“About our dear Hatty! Oh, Chrissy, what can you mean?” asked Bessie reproachfully. “We can talk here, and perhaps our poor darling may be listening to us. I do love this room; it seems to breathe of Hatty somehow. There, I will open the window. How sweet the air is? and look, how red the leaves are, though it is only the end of September!” And then she added, softly: “Hatty has been six weeks in her new home.”
“Oh, how I envy you, Bessie!” sighed Christine, “you can talk and think happily about our dear little Hatty, but with me it is all so different. If I had only been good to her, if she had not made me so impatient But I cannot help remembering how horrid I used to be.” And here one tear after another rolled down Christine’s pretty, troubled face.
Bessie’s soft heart grew very pitiful. “Dear Chrissy,” she said gently, “there is no need to fret over that now. Hatty was always fond of you, and you of her; she told me that night, when I came home, how kind you had been to her. There was no one but you to do things, and you were such a comfort to her.”
“How could I help being kind to her, when she was so ill, and there was the fear of losing her? Somehow, I never thought there was much amiss with Hatty. I could not get it out of my mind that she always made the most of every little ailment, and that it was wrong of you and mother to give in to her. I never thought it would come to this.” And Christine sobbed afresh.
“Yes, I know what you mean; but, indeed, Chrissy, dear, you need not distress yourself so. Hatty forgave everything long ago; she was never one to bear malice—no, her nature was too sweet for that.”
“But I might have made her happier,” persisted Christine. “I need not have minded her worrying so over every little trifle, but I was always losing patience, and getting vexed with her. I used to wonder at your bearing with her as you did, and I thought it a mistake to give way to all her humors. I never imagined that she was cross because she was suffering, but father says all her gloomy fancies and tiresome little ways came from her bad health.”

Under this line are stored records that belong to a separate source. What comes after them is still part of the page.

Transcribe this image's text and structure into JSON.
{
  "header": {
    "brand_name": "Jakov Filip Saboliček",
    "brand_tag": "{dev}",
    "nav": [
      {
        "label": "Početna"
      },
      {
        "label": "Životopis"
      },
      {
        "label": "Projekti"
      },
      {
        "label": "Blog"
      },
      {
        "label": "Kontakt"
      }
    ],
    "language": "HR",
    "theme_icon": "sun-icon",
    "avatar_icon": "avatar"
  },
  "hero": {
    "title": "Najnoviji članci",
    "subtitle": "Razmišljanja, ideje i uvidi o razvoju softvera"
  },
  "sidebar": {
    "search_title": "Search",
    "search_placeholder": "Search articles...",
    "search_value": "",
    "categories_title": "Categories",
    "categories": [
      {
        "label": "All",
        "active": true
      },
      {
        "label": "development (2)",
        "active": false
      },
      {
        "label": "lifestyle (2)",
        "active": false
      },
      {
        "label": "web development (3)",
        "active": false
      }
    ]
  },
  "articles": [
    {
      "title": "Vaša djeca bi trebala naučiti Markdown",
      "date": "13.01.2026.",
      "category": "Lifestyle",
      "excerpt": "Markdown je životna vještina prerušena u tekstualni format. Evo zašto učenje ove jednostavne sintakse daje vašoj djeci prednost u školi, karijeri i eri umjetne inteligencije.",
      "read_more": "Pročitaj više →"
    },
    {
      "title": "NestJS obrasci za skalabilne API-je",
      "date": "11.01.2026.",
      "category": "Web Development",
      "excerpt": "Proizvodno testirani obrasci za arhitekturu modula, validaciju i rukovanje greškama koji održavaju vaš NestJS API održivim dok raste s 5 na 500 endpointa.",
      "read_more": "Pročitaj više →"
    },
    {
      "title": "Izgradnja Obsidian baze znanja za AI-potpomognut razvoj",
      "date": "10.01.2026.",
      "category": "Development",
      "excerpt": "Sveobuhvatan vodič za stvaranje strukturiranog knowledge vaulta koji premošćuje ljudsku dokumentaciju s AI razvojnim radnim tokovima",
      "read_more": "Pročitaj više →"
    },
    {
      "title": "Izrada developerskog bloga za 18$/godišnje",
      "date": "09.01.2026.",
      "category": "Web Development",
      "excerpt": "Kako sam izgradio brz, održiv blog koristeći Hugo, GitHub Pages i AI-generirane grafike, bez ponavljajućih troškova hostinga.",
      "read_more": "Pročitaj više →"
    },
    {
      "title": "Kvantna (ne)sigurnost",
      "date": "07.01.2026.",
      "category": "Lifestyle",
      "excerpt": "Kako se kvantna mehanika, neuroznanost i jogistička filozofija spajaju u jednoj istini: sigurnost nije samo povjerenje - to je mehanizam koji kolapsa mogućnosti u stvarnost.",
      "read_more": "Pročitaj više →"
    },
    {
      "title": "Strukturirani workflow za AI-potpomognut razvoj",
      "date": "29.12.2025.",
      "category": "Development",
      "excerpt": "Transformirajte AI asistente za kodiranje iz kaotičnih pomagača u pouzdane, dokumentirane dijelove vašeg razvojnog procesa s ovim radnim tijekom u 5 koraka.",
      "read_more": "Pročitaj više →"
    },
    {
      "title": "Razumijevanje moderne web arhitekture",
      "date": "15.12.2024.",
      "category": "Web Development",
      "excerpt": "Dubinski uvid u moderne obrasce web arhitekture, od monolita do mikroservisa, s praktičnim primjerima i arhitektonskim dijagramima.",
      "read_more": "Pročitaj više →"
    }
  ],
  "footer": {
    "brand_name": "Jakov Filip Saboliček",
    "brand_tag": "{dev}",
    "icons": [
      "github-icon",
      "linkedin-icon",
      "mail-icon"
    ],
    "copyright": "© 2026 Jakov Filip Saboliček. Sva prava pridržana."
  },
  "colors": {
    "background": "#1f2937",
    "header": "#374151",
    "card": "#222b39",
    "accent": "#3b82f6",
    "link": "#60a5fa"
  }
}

“I might have made her happier!” That speech went to Bessie’s heart. “Listen to me, darling,” she said eagerly; “think rather of how, by your waywardness, you have wounded the loving heart of Jesus, and sinned against Him. Let the sense of Hatty’s loss send you to him in penitence for pardon. Nothing can now undo the past; but you can set yourself in the grace and strength which Jesus gives to do all in your power to make the lives of those around you happier. I do not want to make you more miserable, but what you have just said reminds me so of a passage I copied only the other day out of one of Tom’s books; it was written by a man who failed in his own life, but was very gentle and very tolerant of other people. ‘Oh, let us not wait,’ he says, ‘to be just, or pitiful, or demonstrative toward those we love, until they or we are struck down by illness, or threatened with death. Life is short, and we have never too much time for gladdening the hearts of those who are travelling the dark journey with us. Oh, be swift to love, make haste to be kind!’ And then in another place he says, and that is so true, too, ‘Never to tire, never to grow cold; to be patient, sympathetic, tender; to look for the budding flower and the opening heart, to hope always like God; to love always—this is duty.’”
Christine made a despairing gesture. “It is a duty in which I have utterly failed,” she said bitterly.
“You think you might have been kinder to Hatty; that is just what Tom said of himself the other day. I am afraid many people have these sort of reproachful thoughts when they lose one they love. Everything seems different,” she continued, in a musing tone; “we see with other eyes. Death seems to throw such a strange, searching light over one’s life; big things are dwarfed, and little things come into pre-eminence; our looks and words and actions pass in review before us—we see where we have failed, and our successes do not comfort us.”
“But you, at least, are free from these thoughts, Bessie?”